Whilst Malawi has made promising moves in disaster governance, this now needs to be backed up with the financial commitment necessary to manage and reduce existing levels of risk and avoid the creation of new risk. Severe domestic fiscal constraints means that disaster risk reduction does not have its own line in the national budget – instead what is budgeted is contingency for response after a disaster has occurred.
Capitalising on the benefits of investing in disaster risk reduction
Only planning for disaster response is, of course, less than ideal. Ask any farmer whether they would prefer to lose their harvest to drought and rely on a food parcel of assistance, or receive timely climate information and support for climate-smart agricultural practices that enables them to maintain harvest through dry conditions. As well as unnecessary financial losses, the psychosocial impacts are significant.
Scaling this up, the economy-wide effects of always reacting are extremely costly – not just in terms of compensation for actual losses, but because the risk of loss impedes long-term investment which is required for economic growth. Fortunately, disaster risk reduction does not have to be expensive and, in fact, is extremely cost-effective. This is partly because many examples of disaster risk reduction are “win-win”, meaning that they bring about tangible benefits regardless of whether or not a disaster strikes. Improving access to climate and early warning information is a “win-win” example – meaning that it reduces disaster risk but also provides benefits for communities and businesses even if a disaster does not occur.

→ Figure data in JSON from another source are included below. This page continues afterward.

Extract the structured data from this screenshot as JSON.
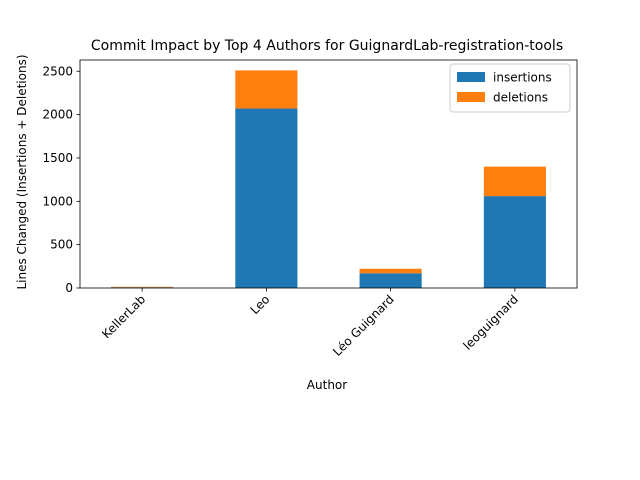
{
  "chart_data": {
    "type": "bar",
    "stacked": true,
    "title": "Commit Impact by Top 4 Authors for GuignardLab-registration-tools",
    "xlabel": "Author",
    "ylabel": "Lines Changed (Insertions + Deletions)",
    "categories": [
      "KellerLab",
      "Leo",
      "Léo Guignard",
      "leoguignard"
    ],
    "series": [
      {
        "name": "insertions",
        "values": [
          8,
          2070,
          170,
          1060
        ],
        "color": "#1f77b4"
      },
      {
        "name": "deletions",
        "values": [
          6,
          440,
          52,
          340
        ],
        "color": "#ff7f0e"
      }
    ],
    "ylim": [
      0,
      2630
    ],
    "yticks": [
      0,
      500,
      1000,
      1500,
      2000,
      2500
    ],
    "grid": false,
    "legend_position": "top-right"
  }
}
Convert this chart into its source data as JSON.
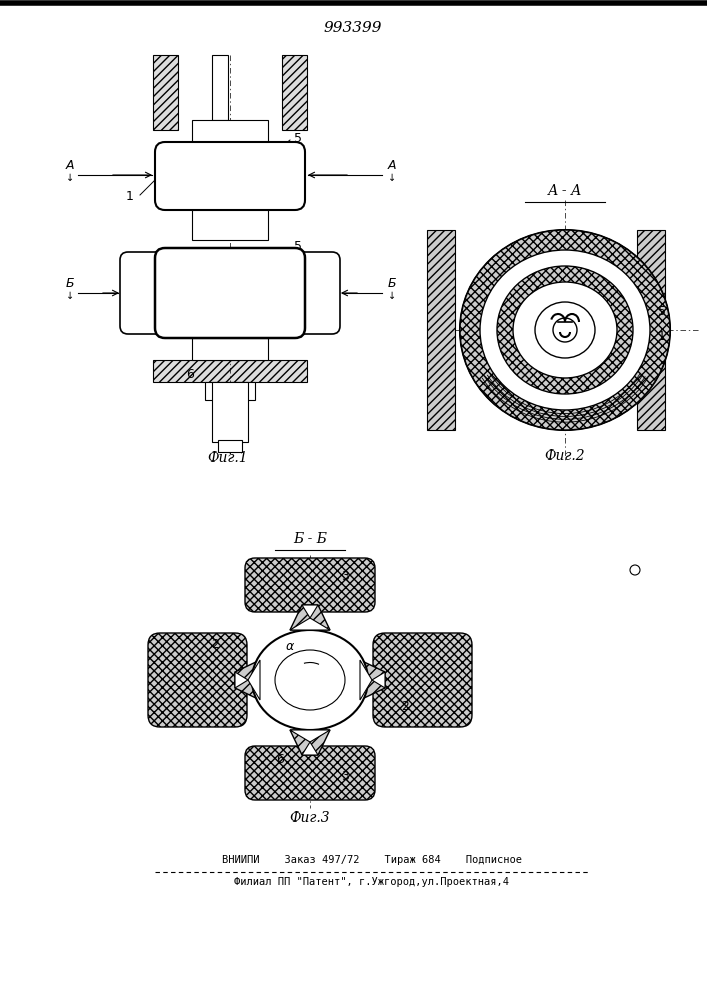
{
  "patent_number": "993399",
  "bg_color": "#ffffff",
  "line_color": "#000000",
  "footer_line1": "ВНИИПИ    Заказ 497/72    Тираж 684    Подписное",
  "footer_line2": "Филиал ПП  \"Патент\", г.Ужгород,ул.Проектная,4",
  "fig1_label": "Фиг.1",
  "fig2_label": "Фиг.2",
  "fig3_label": "Фиг.3",
  "section_aa": "А - А",
  "section_bb": "Б - Б"
}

A recent review shows that benefit-cost ratios for resilience investments can give returns from 3 to 1 to 50 to 1 – meaning that every dollar spent on disaster risk reduction can yield benefits of between $3 and $50. 2020 has shown the consequences of not investing in disaster risk reduction – having seen the devastating consequences in several developed countries where epidemic and pandemic risk reduction measures had been dismantled. Now, more than ever, we should be putting in place – and reaping the benefits of – disaster risk reduction. With already-promising signs on governance, we look forward to the new government backing that up with increased investment in resilience building interventions.